Traduções · Janeiro 21, 2023

Acanto, de Arthur Sze

Quando fechas os olhos, consegues distinguir uma fiada
de cavalas penduradas pela cauda e atadas a um fio que atravessa
a rua íngreme de lado a lado; deitas água no raki¹ –
e vês como se transforma em “leite de leão”;
dás umas dentadas numa beringela fumada com iogurte;
apontas para um salmonete numa travessa de peixe.
Apercebes-te do som de pingos de água,
Baixas-te para te aproximares da cabeça da Medusa que, de
pernas para o ar,
está na base da coluna de um reservatório:
uma gota d’água salpica-te a testa.
Observas folhas de acanto esculpidas, depois
dezoito mulheres em estranhas posturas
de luto ladeando um sarcófago;
viras-te, devido a um ruído, para luminosidades cintilantes:
dezoito homens e mulheres envergando camisas de segurança
irrompem pela rua apinhada
em busca de heroína. Sentes o cheiro a açafrão,
cardamomo, incenso, canela, gengibre,
galanga, tomilho, anis estrelado, erva-doce:
abres os olhos e vês sanguessugas num recipiente
meio cheio de água – verde hena que se encontra
numa caixa ao lado de amoras brancas.
Tilintam chocalhos no pescoço das cabras;
Passas os dedos pelos fragmentos
de vasos de terracota embutidos nas paredes de pedra
de casas; lanças o olhar para o mendigo
cujo pé inchado atingiu a dimensão
da sua cabeça; sobes com dificuldade até ao templo de Atena,
ao luar; sentas-te numa coluna quebrada,
contemplas Lesbos, para lá do golfo,
onde há luzes que brilham ao longo da curvatura
de uma baía.
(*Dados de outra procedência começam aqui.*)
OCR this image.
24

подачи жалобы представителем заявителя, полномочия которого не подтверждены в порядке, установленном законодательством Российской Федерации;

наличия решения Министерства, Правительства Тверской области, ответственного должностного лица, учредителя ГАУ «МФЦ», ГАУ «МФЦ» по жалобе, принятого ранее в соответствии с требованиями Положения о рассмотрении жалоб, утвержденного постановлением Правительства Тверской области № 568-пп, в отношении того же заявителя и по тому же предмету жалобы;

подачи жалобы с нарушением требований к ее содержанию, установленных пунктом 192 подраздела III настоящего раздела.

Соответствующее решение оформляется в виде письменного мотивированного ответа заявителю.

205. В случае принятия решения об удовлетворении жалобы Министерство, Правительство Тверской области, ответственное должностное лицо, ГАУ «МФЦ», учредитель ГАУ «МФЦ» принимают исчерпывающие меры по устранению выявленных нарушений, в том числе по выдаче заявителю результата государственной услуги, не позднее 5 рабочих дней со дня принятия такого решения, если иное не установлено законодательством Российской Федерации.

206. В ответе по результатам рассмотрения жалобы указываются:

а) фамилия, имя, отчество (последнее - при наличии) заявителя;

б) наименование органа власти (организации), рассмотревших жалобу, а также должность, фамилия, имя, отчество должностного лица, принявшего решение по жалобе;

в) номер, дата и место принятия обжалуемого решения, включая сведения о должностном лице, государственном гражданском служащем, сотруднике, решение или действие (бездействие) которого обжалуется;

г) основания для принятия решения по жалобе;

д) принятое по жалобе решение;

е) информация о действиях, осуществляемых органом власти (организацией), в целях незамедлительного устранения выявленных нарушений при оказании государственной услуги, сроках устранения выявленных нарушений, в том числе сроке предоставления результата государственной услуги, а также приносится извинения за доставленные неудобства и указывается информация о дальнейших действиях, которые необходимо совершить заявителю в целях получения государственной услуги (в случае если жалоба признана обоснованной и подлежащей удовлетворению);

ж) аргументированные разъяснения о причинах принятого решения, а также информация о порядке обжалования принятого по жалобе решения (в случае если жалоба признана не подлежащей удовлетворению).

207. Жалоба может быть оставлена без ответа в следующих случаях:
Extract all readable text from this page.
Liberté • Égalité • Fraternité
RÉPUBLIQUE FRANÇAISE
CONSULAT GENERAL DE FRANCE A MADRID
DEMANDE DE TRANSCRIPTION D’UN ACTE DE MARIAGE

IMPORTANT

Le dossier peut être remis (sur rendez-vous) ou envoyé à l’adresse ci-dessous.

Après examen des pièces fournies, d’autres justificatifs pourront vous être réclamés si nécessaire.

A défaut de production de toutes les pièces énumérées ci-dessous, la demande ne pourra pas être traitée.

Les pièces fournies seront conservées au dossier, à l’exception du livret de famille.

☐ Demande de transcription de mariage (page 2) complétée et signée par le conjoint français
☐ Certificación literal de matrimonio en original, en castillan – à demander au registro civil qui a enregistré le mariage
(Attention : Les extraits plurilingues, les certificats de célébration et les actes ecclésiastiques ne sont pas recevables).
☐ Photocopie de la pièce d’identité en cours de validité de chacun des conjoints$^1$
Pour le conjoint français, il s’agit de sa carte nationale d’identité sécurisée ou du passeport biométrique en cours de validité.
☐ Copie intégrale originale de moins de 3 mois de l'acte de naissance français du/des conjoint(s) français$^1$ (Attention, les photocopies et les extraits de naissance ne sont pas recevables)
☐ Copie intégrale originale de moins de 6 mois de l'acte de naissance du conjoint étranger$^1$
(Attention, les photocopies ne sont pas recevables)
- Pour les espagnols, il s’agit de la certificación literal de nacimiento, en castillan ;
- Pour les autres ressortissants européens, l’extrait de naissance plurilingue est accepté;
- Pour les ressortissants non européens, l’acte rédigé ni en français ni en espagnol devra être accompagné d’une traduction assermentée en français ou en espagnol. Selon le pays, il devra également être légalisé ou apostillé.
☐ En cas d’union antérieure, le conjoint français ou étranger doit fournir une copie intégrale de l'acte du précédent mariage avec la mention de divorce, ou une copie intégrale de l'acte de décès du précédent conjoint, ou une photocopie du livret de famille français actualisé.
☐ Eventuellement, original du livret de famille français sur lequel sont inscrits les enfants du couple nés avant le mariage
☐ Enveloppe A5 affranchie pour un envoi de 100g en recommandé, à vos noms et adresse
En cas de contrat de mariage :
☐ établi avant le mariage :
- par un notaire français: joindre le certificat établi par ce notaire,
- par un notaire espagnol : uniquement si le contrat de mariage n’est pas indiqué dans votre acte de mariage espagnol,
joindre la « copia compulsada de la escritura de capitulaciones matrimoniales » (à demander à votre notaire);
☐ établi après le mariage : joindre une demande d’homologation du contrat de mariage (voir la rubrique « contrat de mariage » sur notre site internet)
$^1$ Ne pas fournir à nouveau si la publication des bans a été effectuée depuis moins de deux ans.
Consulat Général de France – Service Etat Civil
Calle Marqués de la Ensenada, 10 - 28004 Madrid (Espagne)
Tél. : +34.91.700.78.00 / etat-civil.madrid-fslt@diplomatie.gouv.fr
Ao crescente luar, a água agita-se,
prateada, em manchas largas.
Dói-te pensar em como a paixão é um emaranhado
de seda nas tuas mãos, fechas os olhos,
desatas a seda num fio contínuo.

¹raki: licor turco de anis, que, com água, torna-se branco leitoso
advindo daí o nome “leite de leão”.

When you shut your eyes, you find a string
of mackerel tied by the tail over and across
the sloping street; pour water into raki¹
and watch it cloud into “lion’s milk”;
nibble smoked aubergine with yogurt;
point to red mullet on a platter of fish.
You catch the sound of dripping water,
squat to be near to the upside down Medusa
head at the column base in a cistern:
a drop of water splashes your forehead.
You note carved acanthus leaves, then
eighteen women in singular postures
of mourning along the sides of a sarcophagus;
turn, at a noise, to bright lights:
eighteen men and women in security shirts
swarm through the covered street,
search for heroin. You smell saffron,
cardamom, frankincense, cinnamon, ginger,
galingale, thyme, star anise, fennel:
open your eyes to leeches in a jar
half-filled with water–green powdered henna
in a box alongside white mulberries.
The bells around the necks of goats clink;
you run your fingers along the fragments
of terra-cotta pots built into the stone
walls of houses; blink at the beggar
whose foot has swollen to the size
of his head; stagger up to Athena’s temple
by moonlight; sit on a broken column,
gaze out across the gulf to Lesbos,
where lights glimmer along the curve
of a bay. In waxing moonlight, the water
is riffled, argentine, into wide patches.
You ache at how passion is a tangle
of silk in your hands, shut your eyes,
unstring the silk in one continuous thread.